Negative regulation of Jagged1 by glycosylation: towards a mechanism-based therapy for Alagille syndrome
Jafar-Nejad, Hamed   
Baylor College of Medicine, Houston, TX, United States

Notch signaling is a cell-to-cell communication mechanism critical for embryonic development and adult homeostasis. To communicate information between cells, Notch receptors on a given cell need to be activated by ligands from neighboring cells. One of the Notch pathway ligands with broad biological roles is called jagged1. Heterozygosity for the jagged1 gene in humans results in Alagille syndrome, which is a multisystem developmental disorder characterized by bile duct abnormalities and defects in other organs systems including the cardiovascular system, kidney and skeleton. The clinical presentation of Alagille syndrome is extremely variable, even in patients with identical point mutations. Accordingly, it has been proposed that genetic modifiers play an important role in the pathophysiology of this disease. Moreover, no mechanism-based treatment has yet been established for Alagille syndrome. We have recently reported a mouse model for Alagille syndrome and have identified the glycosyltransferase gene Poglut1 as a dominant genetic suppressor of the phenotypes in this model.
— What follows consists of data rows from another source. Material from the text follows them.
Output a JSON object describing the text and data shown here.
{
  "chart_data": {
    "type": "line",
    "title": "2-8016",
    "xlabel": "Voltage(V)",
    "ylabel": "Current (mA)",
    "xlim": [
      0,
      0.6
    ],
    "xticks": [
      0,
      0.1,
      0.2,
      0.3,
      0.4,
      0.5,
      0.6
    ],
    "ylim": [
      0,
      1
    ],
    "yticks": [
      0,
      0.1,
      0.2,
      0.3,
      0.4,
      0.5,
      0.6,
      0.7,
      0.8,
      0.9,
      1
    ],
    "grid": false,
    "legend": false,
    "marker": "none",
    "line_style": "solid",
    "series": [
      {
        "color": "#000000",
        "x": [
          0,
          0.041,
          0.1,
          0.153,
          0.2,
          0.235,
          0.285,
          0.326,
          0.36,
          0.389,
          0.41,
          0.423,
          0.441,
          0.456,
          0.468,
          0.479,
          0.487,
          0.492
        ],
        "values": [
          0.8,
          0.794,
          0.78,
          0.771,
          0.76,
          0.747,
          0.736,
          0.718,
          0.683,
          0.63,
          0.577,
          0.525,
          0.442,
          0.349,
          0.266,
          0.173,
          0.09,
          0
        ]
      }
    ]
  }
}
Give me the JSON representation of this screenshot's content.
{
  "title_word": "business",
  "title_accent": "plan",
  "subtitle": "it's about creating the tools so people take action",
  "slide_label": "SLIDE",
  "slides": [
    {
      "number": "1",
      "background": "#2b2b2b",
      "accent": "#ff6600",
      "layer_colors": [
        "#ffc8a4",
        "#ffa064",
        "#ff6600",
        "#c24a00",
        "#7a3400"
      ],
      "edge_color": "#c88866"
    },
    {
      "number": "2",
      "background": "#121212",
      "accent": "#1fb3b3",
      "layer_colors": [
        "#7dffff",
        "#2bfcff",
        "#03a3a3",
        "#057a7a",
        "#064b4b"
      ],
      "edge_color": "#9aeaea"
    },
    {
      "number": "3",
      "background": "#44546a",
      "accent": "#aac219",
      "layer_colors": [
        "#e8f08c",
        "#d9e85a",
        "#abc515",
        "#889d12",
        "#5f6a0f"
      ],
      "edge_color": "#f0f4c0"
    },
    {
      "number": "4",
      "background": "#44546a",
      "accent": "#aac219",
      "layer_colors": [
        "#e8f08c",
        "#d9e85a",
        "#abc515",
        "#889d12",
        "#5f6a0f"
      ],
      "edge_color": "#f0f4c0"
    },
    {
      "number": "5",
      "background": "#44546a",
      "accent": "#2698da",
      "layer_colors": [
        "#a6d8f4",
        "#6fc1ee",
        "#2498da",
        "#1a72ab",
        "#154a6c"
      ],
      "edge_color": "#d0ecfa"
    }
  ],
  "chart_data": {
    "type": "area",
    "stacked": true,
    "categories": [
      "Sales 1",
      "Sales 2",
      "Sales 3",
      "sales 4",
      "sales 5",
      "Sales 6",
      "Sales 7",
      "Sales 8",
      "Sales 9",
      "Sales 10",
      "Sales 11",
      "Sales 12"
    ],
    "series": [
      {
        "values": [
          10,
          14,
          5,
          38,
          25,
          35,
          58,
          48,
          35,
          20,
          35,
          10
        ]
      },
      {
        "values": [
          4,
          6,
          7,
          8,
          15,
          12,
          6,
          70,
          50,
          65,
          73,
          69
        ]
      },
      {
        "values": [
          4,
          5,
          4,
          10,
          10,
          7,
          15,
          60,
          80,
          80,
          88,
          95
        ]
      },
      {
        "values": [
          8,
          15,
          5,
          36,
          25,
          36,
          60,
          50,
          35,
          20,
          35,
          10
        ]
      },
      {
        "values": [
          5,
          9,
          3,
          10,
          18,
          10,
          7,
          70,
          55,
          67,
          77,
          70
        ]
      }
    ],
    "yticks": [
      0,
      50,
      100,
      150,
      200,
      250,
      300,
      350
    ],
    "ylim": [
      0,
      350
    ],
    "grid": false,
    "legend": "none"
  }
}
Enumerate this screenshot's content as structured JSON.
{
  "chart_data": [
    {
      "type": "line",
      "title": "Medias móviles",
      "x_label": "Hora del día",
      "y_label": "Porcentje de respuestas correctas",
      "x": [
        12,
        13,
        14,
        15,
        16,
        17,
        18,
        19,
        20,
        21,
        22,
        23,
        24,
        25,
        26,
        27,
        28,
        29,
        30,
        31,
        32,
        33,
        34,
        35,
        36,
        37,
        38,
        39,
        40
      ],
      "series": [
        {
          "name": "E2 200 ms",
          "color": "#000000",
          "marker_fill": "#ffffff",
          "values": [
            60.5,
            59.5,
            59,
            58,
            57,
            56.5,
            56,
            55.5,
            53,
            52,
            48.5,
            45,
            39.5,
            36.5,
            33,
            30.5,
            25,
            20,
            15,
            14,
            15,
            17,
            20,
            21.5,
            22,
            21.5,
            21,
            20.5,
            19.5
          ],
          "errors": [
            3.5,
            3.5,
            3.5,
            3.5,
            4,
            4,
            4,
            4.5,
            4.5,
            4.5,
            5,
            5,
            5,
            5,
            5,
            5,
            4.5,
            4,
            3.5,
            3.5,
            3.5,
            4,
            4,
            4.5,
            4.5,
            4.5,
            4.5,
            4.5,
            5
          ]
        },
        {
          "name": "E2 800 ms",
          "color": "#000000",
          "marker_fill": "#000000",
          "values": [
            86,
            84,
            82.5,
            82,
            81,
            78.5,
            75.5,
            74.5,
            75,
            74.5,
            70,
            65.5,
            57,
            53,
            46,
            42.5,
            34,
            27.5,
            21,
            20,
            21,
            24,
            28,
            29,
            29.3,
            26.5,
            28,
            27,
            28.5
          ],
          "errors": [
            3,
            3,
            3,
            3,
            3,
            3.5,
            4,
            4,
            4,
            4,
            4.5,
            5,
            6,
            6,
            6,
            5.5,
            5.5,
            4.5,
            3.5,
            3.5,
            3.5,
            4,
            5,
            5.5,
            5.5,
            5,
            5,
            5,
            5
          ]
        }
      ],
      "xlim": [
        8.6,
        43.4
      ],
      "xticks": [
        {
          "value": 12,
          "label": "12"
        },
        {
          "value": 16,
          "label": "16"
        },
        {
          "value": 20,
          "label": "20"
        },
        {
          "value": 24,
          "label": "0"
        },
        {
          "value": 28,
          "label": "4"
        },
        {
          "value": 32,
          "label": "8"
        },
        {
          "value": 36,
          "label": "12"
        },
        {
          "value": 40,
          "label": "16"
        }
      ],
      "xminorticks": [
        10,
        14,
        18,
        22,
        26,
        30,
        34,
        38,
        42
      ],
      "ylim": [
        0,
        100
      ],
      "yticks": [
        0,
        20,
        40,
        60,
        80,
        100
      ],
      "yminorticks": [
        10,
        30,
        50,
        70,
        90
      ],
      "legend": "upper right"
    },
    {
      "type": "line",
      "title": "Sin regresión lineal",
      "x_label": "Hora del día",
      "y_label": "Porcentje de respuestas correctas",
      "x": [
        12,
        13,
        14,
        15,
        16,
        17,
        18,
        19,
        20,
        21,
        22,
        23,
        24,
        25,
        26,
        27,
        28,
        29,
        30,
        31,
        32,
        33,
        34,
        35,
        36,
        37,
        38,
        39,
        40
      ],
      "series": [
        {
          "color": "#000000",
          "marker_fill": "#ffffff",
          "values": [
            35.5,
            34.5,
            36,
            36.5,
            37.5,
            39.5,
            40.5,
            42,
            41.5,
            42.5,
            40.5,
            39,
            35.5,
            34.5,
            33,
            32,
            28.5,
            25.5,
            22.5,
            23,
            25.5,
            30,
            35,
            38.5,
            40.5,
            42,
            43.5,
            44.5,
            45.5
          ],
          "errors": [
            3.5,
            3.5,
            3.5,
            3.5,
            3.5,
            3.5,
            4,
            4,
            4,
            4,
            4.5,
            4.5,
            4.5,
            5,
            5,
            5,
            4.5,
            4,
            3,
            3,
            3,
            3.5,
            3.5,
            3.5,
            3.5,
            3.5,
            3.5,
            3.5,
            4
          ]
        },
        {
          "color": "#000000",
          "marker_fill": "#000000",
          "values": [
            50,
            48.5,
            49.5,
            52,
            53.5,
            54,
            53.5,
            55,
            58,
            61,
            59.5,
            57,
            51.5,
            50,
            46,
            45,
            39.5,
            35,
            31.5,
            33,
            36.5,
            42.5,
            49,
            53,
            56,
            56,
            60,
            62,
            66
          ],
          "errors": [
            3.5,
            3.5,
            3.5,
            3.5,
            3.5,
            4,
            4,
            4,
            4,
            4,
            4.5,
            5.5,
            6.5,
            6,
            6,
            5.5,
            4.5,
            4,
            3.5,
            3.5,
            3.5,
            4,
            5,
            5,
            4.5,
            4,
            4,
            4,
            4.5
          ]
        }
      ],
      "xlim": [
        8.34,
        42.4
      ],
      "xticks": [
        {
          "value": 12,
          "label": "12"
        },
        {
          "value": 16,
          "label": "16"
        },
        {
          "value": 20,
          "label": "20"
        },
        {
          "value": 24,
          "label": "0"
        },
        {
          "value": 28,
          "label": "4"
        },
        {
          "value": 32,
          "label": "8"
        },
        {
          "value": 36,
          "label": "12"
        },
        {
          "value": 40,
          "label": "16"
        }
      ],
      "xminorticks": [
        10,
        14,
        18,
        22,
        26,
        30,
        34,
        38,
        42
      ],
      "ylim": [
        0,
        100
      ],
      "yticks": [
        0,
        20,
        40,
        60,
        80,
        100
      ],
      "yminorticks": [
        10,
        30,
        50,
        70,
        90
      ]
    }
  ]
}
In this proposal, we will use biochemical and cell culture assays, transcriptional profiling and mouse genetic experiments to determine the mechanism of jagged1 regulation by glycosylation and to identify critical targets of jagged1 during bile duct development. We will also use our preliminary data and mouse model as a basis to establish a potential therapeutic approach for Alagille syndrome. These studies have the potential to provide novel insight into the pathophysiology of this disease and the molecular mechanisms underlying the regulation of jagged1-mediated signaling by glycosylation.

Public Health Relevance

Mutations in the jagged1 gene affect the development of the biliary system, heart, vasculature and other organs in human patients. The proposed studies examine the role of glycosylation in regulating the function of jagged1 and establish a potential therapeutic approach for diseases caused by decreased jagged1 function.